Thursday, August 25, 2016

return of the king

The Return of the King is the last volume of The Lord of the Rings. I've already read a large portion of this book, when I read the Appendices ahead of time. Of the three volumes, the first is the largest by far. The last is also large, but there are a lot of pages in the appendices; The Return is about the same size as The Towers.
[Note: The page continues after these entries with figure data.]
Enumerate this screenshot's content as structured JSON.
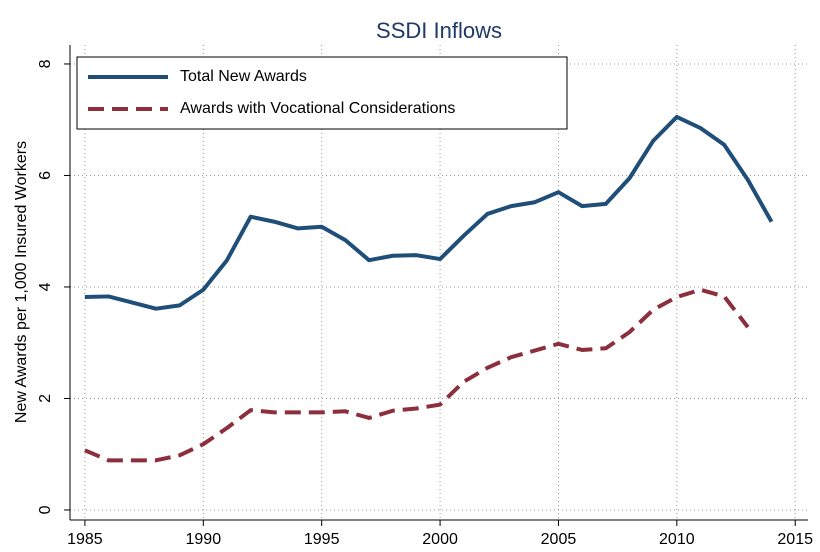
{
  "chart_data": {
    "type": "line",
    "title": "SSDI Inflows",
    "y_label": "New Awards per 1,000 Insured Workers",
    "x": [
      1985,
      1986,
      1987,
      1988,
      1989,
      1990,
      1991,
      1992,
      1993,
      1994,
      1995,
      1996,
      1997,
      1998,
      1999,
      2000,
      2001,
      2002,
      2003,
      2004,
      2005,
      2006,
      2007,
      2008,
      2009,
      2010,
      2011,
      2012,
      2013,
      2014
    ],
    "series": [
      {
        "name": "Total New Awards",
        "color": "#1f4e79",
        "dash": "solid",
        "values": [
          3.82,
          3.83,
          3.72,
          3.61,
          3.67,
          3.95,
          4.48,
          5.26,
          5.17,
          5.05,
          5.08,
          4.84,
          4.48,
          4.56,
          4.57,
          4.5,
          4.92,
          5.31,
          5.45,
          5.52,
          5.7,
          5.45,
          5.49,
          5.95,
          6.62,
          7.05,
          6.85,
          6.55,
          5.92,
          5.17
        ]
      },
      {
        "name": "Awards with Vocational Considerations",
        "color": "#8b2f3c",
        "dash": "dashed",
        "values": [
          1.07,
          0.89,
          0.89,
          0.89,
          0.98,
          1.18,
          1.47,
          1.79,
          1.75,
          1.75,
          1.75,
          1.77,
          1.65,
          1.78,
          1.82,
          1.89,
          2.3,
          2.55,
          2.74,
          2.86,
          2.98,
          2.87,
          2.9,
          3.19,
          3.59,
          3.82,
          3.95,
          3.83,
          3.28,
          null
        ]
      }
    ],
    "xlim": [
      1984.37,
      2015.54
    ],
    "xticks": [
      1985,
      1990,
      1995,
      2000,
      2005,
      2010,
      2015
    ],
    "ylim": [
      -0.18,
      8.34
    ],
    "yticks": [
      0,
      2,
      4,
      6,
      8
    ],
    "grid": true,
    "legend": "upper-left"
  }
}
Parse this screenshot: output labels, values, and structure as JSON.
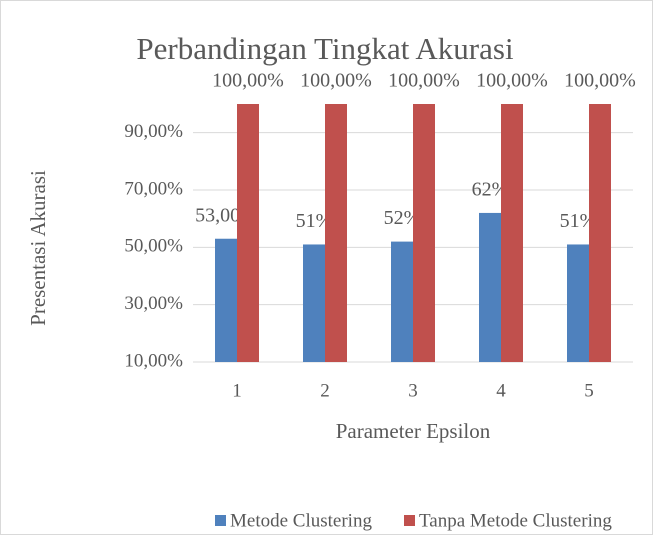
{
  "chart_data": {
    "type": "bar",
    "title": "Perbandingan Tingkat Akurasi",
    "y_label": "Presentasi Akurasi",
    "x_label": "Parameter Epsilon",
    "categories": [
      "1",
      "2",
      "3",
      "4",
      "5"
    ],
    "series": [
      {
        "name": "Metode Clustering",
        "color": "#4f81bd",
        "values": [
          53,
          51,
          52,
          62,
          51
        ],
        "value_labels": [
          "53,00%",
          "51%",
          "52%",
          "62%",
          "51%"
        ]
      },
      {
        "name": "Tanpa Metode Clustering",
        "color": "#c0504d",
        "values": [
          100,
          100,
          100,
          100,
          100
        ],
        "value_labels": [
          "100,00%",
          "100,00%",
          "100,00%",
          "100,00%",
          "100,00%"
        ]
      }
    ],
    "ylim": [
      10,
      100
    ],
    "yticks": [
      {
        "value": 10,
        "label": "10,00%"
      },
      {
        "value": 30,
        "label": "30,00%"
      },
      {
        "value": 50,
        "label": "50,00%"
      },
      {
        "value": 70,
        "label": "70,00%"
      },
      {
        "value": 90,
        "label": "90,00%"
      }
    ],
    "grid": true,
    "legend": "bottom"
  }
}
As a closer, Tolkien crushed it with The Return of the King. This is especially obvious when you read about how he got there (which is what I'm reading right now.) There are so many other ideas he had as he wrote this novel, and while I think many think he took too long to write it, the slow thoughtful process is what resulted in the wonderful story we have now.*

While The Two Towers followed two different story tracks in two separate books, The Return brings the storyline (and the fellowship) back together in a lot of ways. Each member of the fellowship also experiences growth as the story progresses. It would have been easy to have supporting characters that act as straight men, or foils to help the author answer questions the readers may have, or to simply add depth (or entourage) to the story, but Tolkien didn't do that, there are no wasted characters here.**

The ring is a bad thing, its pretty clear. What to do with it is the central theme of the book. What do we do with evil when we encounter it? Bury it, overcome it, or destroy it? Each of these options is examined, but also examined are the consequences of each, including the unintended consequences. What if--this book asks--evil things end up spawning wonderful things, should those things be destroyed with the evil if uncoupling them proves impossible?

That's a hard question. And its ultimately what differentiates The Lord of the Rings from other books in this genre. In every era of Middle-earth, since its making, there has been an evil, brought from without, and balanced by a power for good, set firmly against it. At the end of the third era, when that final bit of the original seed of evil is finally rooted out, so also ends the power that was set against it. Which leaves men alone; inheritors of the fourth age, and all the rest of time, with nothing but mythologies, and the intangible but lasting effects of that original evil, to remind us.

Its not just the sorrow of the elves that pangs, its our own as well.

Read this book.


* There are those who think--and I was one of them years ago--that if Tolkien had written quicker, he would have gotten to more of the stories that he contemplated writing. I read somewhere that Tolkien considered The Lord of the Rings the 'end' of the story, essentially, and there was also a beginning story and a middle story (or stories) that could be told.† Many of these stories were ultimately released in The Silmarillion, and various other books Christopher Tolkien edited and published, such as Unfinished Tales, but if we had his father for longer, perhaps he would have completed these stories himself. I guess that's true, but I don't wish that he'd hurried through the LOTR. If he had, we wouldn't love it the way we do, and perhaps wouldn't care if he'd had the chance to finish the other stories he thought about, if they weren't going to be as good as this book ultimately is.

**Those of you that want to argue about Bombadil can do it outside, before I turn the hose on you. I'm talking about the members of the fellowship, who all have a roll to play, big or small. And each character is fully formed. And no I'm not sure how both he and Treebeard can both be first and oldest. Maybe one's first and the other is oldest; does that fix it? 

†  Please don't. Peter Jackson, I'm looking at you.